Lorsque la crise brouille les repères, provoque une abyssale crise des valeurs, un rejet viscéral de la politique politicienne, voire de la politique tout court et des « politiques » (« on a tout essayé »), jouer avec de la dynamite peut provoquer une déflagration civilisationnelle.
La responsabilité écrasante de cette situation noire, très noire, très dangereuse, de ces relents des années 1930 et 1940, incombe fondamentalement aux partis de l’alternance, aux petits soldats du néo-social-ultra-libéralisme. L’histoire nous a appris qu’ils choisissent ou finissent tous par opter pour la gestion enthousiaste, naturelle, brutale ou soft, « loyale », du capitalisme. Et que seul un rapport des forces massif et déterminé peut en « tirer à gauche » quelques-uns, et surtout leurs électeurs. Il ne s’agit pas bien sûr de confondre le « clampin » de base qu’il faut regagner, mais qui en a légitimement ras-le-bol, qui met les pieds dans le plat, qui adhère à des « solutions » simplistes, liberticides, xénophobes, avec les dirigeants du « bi-tri-partisme ». Les appareils, eux, savent ce qu’ils font, et le font à dessein. Pour eux, un seul horizon possible : le capitalisme.

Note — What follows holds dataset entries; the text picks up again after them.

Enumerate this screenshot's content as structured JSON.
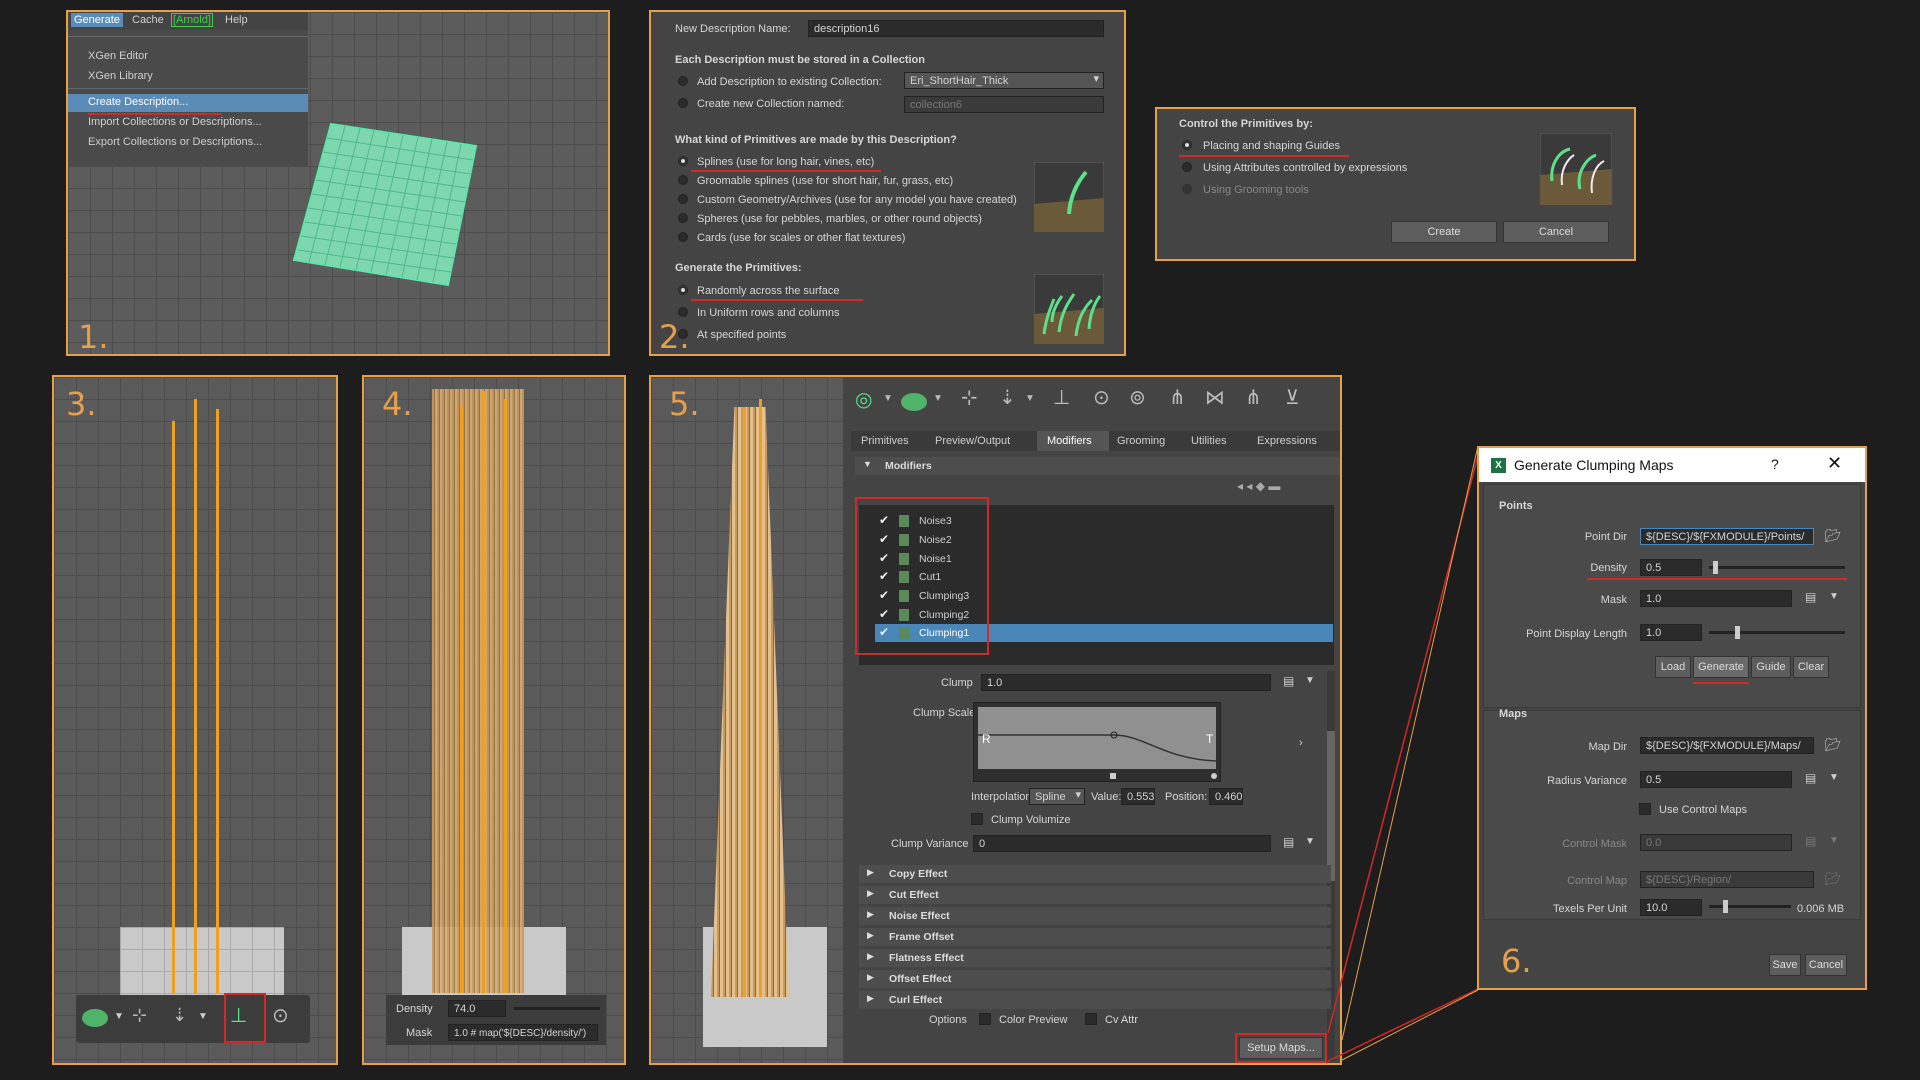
{
  "panel_labels": {
    "p1": "1.",
    "p2": "2.",
    "p3": "3.",
    "p4": "4.",
    "p5": "5.",
    "p6": "6."
  },
  "p1": {
    "menubar": {
      "generate": "Generate",
      "cache": "Cache",
      "arnold": "[Arnold]",
      "help": "Help"
    },
    "menu_items": [
      "XGen Editor",
      "XGen Library",
      "Create Description...",
      "Import Collections or Descriptions...",
      "Export Collections or Descriptions..."
    ]
  },
  "p2": {
    "name_label": "New Description Name:",
    "name_value": "description16",
    "collection_heading": "Each Description must be stored in a Collection",
    "add_existing_label": "Add Description to existing Collection:",
    "existing_value": "Eri_ShortHair_Thick",
    "create_new_label": "Create new Collection named:",
    "new_value": "collection6",
    "primitives_heading": "What kind of Primitives are made by this Description?",
    "primitives": [
      "Splines (use for long hair, vines, etc)",
      "Groomable splines (use for short hair, fur, grass, etc)",
      "Custom Geometry/Archives (use for any model you have created)",
      "Spheres (use for pebbles, marbles, or other round objects)",
      "Cards (use for scales or other flat textures)"
    ],
    "generate_heading": "Generate the Primitives:",
    "generate_options": [
      "Randomly across the surface",
      "In Uniform rows and columns",
      "At specified points"
    ]
  },
  "p2b": {
    "heading": "Control the Primitives by:",
    "options": [
      "Placing and shaping Guides",
      "Using Attributes controlled by expressions",
      "Using Grooming tools"
    ],
    "create": "Create",
    "cancel": "Cancel"
  },
  "p4": {
    "density_label": "Density",
    "density_value": "74.0",
    "mask_label": "Mask",
    "mask_value": "1.0 # map('${DESC}/density/')"
  },
  "p5": {
    "tabs": [
      "Primitives",
      "Preview/Output",
      "Modifiers",
      "Grooming",
      "Utilities",
      "Expressions"
    ],
    "active_tab": "Modifiers",
    "modifiers_heading": "Modifiers",
    "modifiers": [
      "Noise3",
      "Noise2",
      "Noise1",
      "Cut1",
      "Clumping3",
      "Clumping2",
      "Clumping1"
    ],
    "selected_modifier": "Clumping1",
    "clump_label": "Clump",
    "clump_value": "1.0",
    "clump_scale_label": "Clump Scale",
    "ramp_left": "R",
    "ramp_right": "T",
    "interpolation_label": "Interpolation:",
    "interpolation_value": "Spline",
    "value_label": "Value:",
    "value_value": "0.553",
    "position_label": "Position:",
    "position_value": "0.460",
    "clump_volumize": "Clump Volumize",
    "clump_variance_label": "Clump Variance",
    "clump_variance_value": "0",
    "effects": [
      "Copy Effect",
      "Cut Effect",
      "Noise Effect",
      "Frame Offset",
      "Flatness Effect",
      "Offset Effect",
      "Curl Effect"
    ],
    "options_label": "Options",
    "color_preview": "Color Preview",
    "cv_attr": "Cv Attr",
    "setup_maps": "Setup Maps..."
  },
  "p6": {
    "title": "Generate Clumping Maps",
    "help": "?",
    "points_heading": "Points",
    "point_dir_label": "Point Dir",
    "point_dir_value": "${DESC}/${FXMODULE}/Points/",
    "density_label": "Density",
    "density_value": "0.5",
    "mask_label": "Mask",
    "mask_value": "1.0",
    "pdl_label": "Point Display Length",
    "pdl_value": "1.0",
    "buttons": [
      "Load",
      "Generate",
      "Guide",
      "Clear"
    ],
    "maps_heading": "Maps",
    "map_dir_label": "Map Dir",
    "map_dir_value": "${DESC}/${FXMODULE}/Maps/",
    "radius_label": "Radius Variance",
    "radius_value": "0.5",
    "use_control_maps": "Use Control Maps",
    "control_mask_label": "Control Mask",
    "control_mask_value": "0.0",
    "control_map_label": "Control Map",
    "control_map_value": "${DESC}/Region/",
    "tpu_label": "Texels Per Unit",
    "tpu_value": "10.0",
    "tpu_size": "0.006 MB",
    "save": "Save",
    "cancel": "Cancel"
  },
  "colors": {
    "accent": "#e6a04a",
    "highlight": "#d12828",
    "selection": "#4a86b8",
    "hair": "#f0a020"
  }
}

Ces jours-ci nous mesurons une fois de plus le fort rejet du « système » par des millions d’exploités, le carton rouge aux comportements politiques frelatés, l’allergie à l’aliénation de notre souveraineté nationale par l’actuelle construction européenne, l’attachement au « cadre national », le besoin de politique autrement, sans magouilles, sans manœuvres, sans revirements, sans carriérisme, sans opportunisme calculé, (faire ce que l’on dit et dire ce que l’on fait), l’urgence d’une politique éthique et d’un projet de société radical, mobilisateur. Politisons l’alternative, indiquons clairement le cap (socialisme, « écosocialisme », etc.), réinvestissons le rêve, l’utopie, le langage des luttes et la lutte des classes, le débat idéologique, ne lâchons pas (par suivisme ou volonté d’adaptation) sur nos valeurs, pour que revienne le plaisir de militer. Recréons du lien par des pratiques plus ouvertes, plus horizontales…

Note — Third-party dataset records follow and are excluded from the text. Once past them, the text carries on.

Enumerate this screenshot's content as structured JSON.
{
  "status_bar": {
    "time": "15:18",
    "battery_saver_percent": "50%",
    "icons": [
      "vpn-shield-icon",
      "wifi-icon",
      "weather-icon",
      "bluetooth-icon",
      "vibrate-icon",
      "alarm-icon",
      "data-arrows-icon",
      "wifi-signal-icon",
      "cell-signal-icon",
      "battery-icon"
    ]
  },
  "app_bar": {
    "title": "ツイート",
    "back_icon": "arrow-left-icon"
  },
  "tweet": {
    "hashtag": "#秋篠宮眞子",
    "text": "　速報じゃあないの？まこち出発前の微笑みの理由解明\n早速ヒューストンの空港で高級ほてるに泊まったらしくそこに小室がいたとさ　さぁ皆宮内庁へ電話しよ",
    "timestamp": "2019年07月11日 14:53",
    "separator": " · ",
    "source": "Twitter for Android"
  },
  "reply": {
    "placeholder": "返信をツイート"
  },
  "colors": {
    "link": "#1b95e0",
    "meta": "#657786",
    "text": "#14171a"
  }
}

Nous ne sommes pas, nous les communistes (historiquement les militants, les combattants de l’antifascisme, le « parti des travailleurs »), perçus comme « différents », « dissensuels », « hors système », « hors arbitraire »,« hors caste », novateurs, porteurs d’avenir, de réponses concrètes, de valeurs humaines et de comportements nouveaux, solidaires, altruistes. Nous n’incarnons pas « la politique autrement ». On nous assimile au « système ». Nous avons donné pour beaucoup l’impression de nous « adapter », de céder à la pression sécuritaire, comme jadis du temps du gouvernement Jospin nous cédions aux privatisations déguisées. Nous avons donné l’impression d’abandonner « le dépassement » du capitalisme, la défense des plus pauvres, des plus précaires, des plus exploité(e)s, l’internationalisme, la convergence des luttes…

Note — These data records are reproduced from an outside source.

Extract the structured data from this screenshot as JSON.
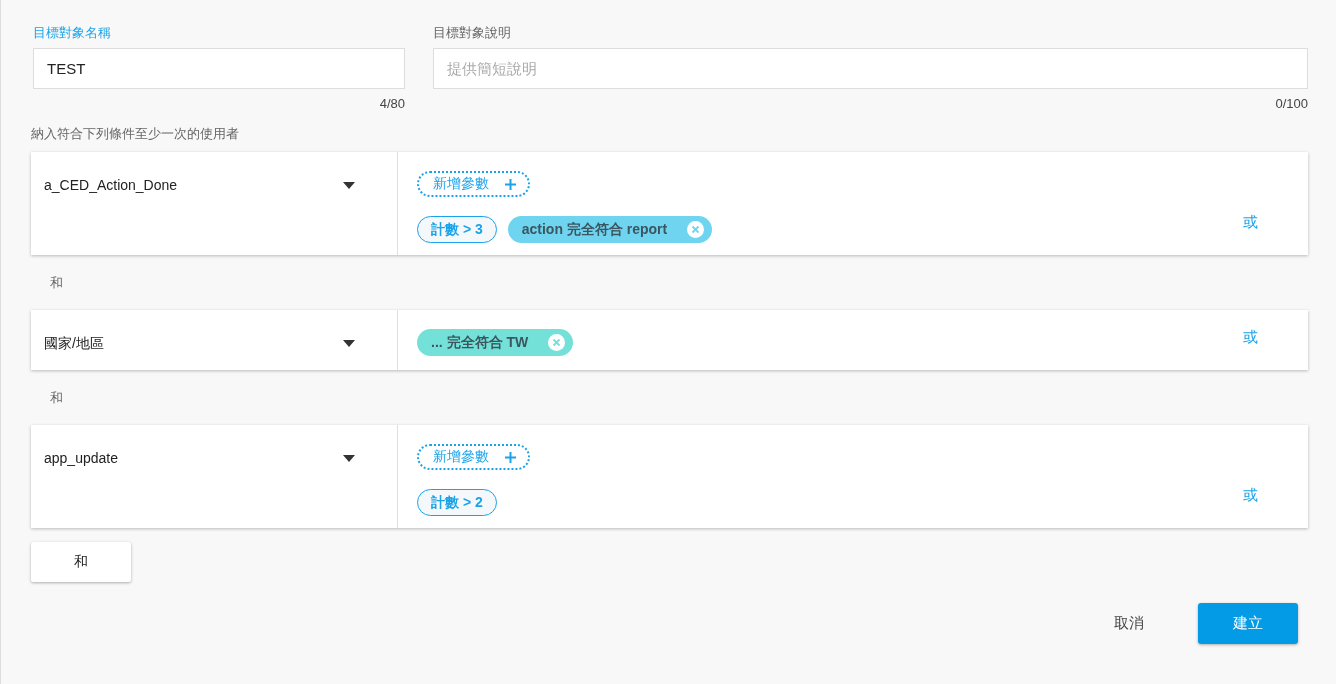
{
  "fields": [
    {
      "label": "目標對象名稱",
      "focused": true,
      "value": "TEST",
      "counter": "4/80"
    },
    {
      "label": "目標對象說明",
      "focused": false,
      "placeholder": "提供簡短說明",
      "counter": "0/100"
    }
  ],
  "conditions_heading": "納入符合下列條件至少一次的使用者",
  "conditions": [
    {
      "event": "a_CED_Action_Done",
      "add_param": "新增參數",
      "chips": [
        {
          "kind": "count",
          "text": "計數 > 3"
        },
        {
          "kind": "filter",
          "text": "action 完全符合 report",
          "color": "#6fd4ef"
        }
      ],
      "or_label": "或",
      "joiner": "和"
    },
    {
      "event": "國家/地區",
      "chips": [
        {
          "kind": "filter",
          "text": "... 完全符合 TW",
          "color": "#74e1d9"
        }
      ],
      "or_label": "或",
      "joiner": "和"
    },
    {
      "event": "app_update",
      "add_param": "新增參數",
      "chips": [
        {
          "kind": "count",
          "text": "計數 > 2"
        }
      ],
      "or_label": "或"
    }
  ],
  "and_button": "和",
  "footer": {
    "cancel": "取消",
    "create": "建立"
  }
}
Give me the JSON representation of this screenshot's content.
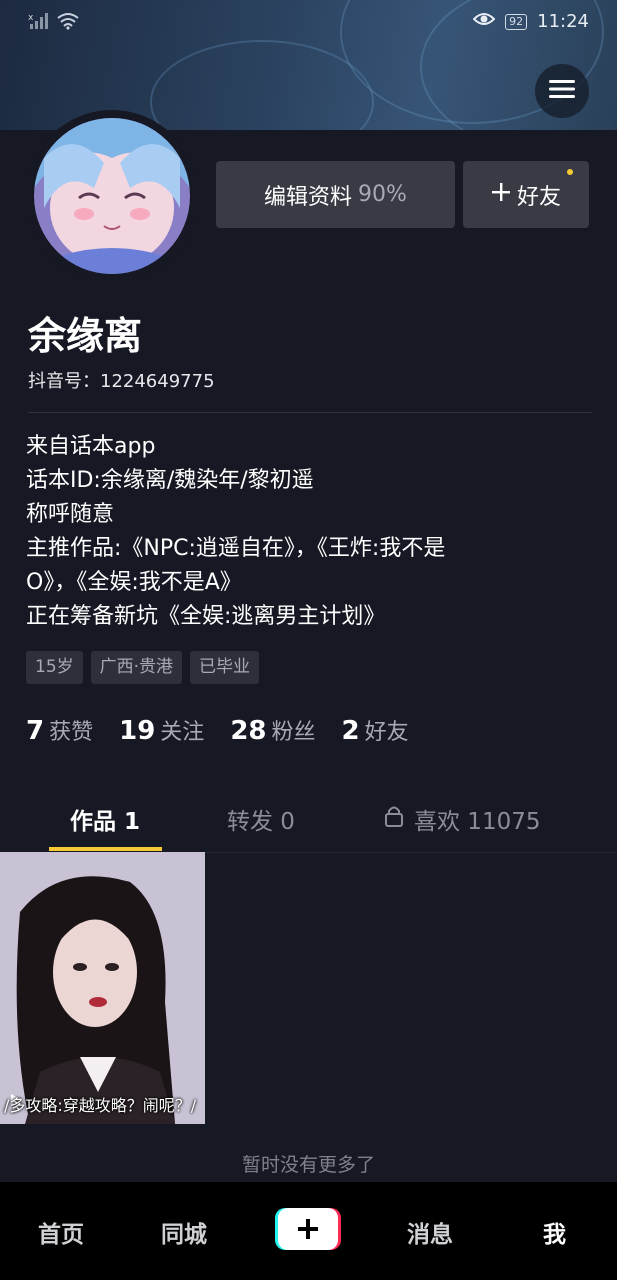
{
  "status_bar": {
    "battery": "92",
    "time": "11:24"
  },
  "profile": {
    "name": "余缘离",
    "douyin_id": "抖音号：1224649775",
    "edit_label": "编辑资料",
    "edit_progress": "90%",
    "add_friend_label": "好友",
    "bio": [
      "来自话本app",
      "话本ID:余缘离/魏染年/黎初遥",
      "称呼随意",
      "主推作品:《NPC:逍遥自在》，《王炸:我不是",
      "O》，《全娱:我不是A》",
      "正在筹备新坑《全娱:逃离男主计划》"
    ],
    "tags": [
      "15岁",
      "广西·贵港",
      "已毕业"
    ]
  },
  "stats": [
    {
      "num": "7",
      "label": "获赞"
    },
    {
      "num": "19",
      "label": "关注"
    },
    {
      "num": "28",
      "label": "粉丝"
    },
    {
      "num": "2",
      "label": "好友"
    }
  ],
  "tabs": [
    {
      "label": "作品 1"
    },
    {
      "label": "转发 0"
    },
    {
      "label": "喜欢 11075"
    }
  ],
  "video": {
    "caption": "/多攻略:穿越攻略？闹呢？/"
  },
  "no_more": "暂时没有更多了",
  "nav": {
    "home": "首页",
    "nearby": "同城",
    "messages": "消息",
    "me": "我"
  }
}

Et pourtant, s’il y a un parti qui ne mérite pas les caricatures que l’on en fait, c’est bien le PCF et son potentiel humain, politique, moral… Alors, assumons (dialectiquement) notre histoire, tout en nous renouvelant (l’identité est à la fois un héritage et une création permanente), et partons à la reconquête, d’en bas, sur des positions claires, de classe, offensives, unitaires, sans avoir peur de notre ombre.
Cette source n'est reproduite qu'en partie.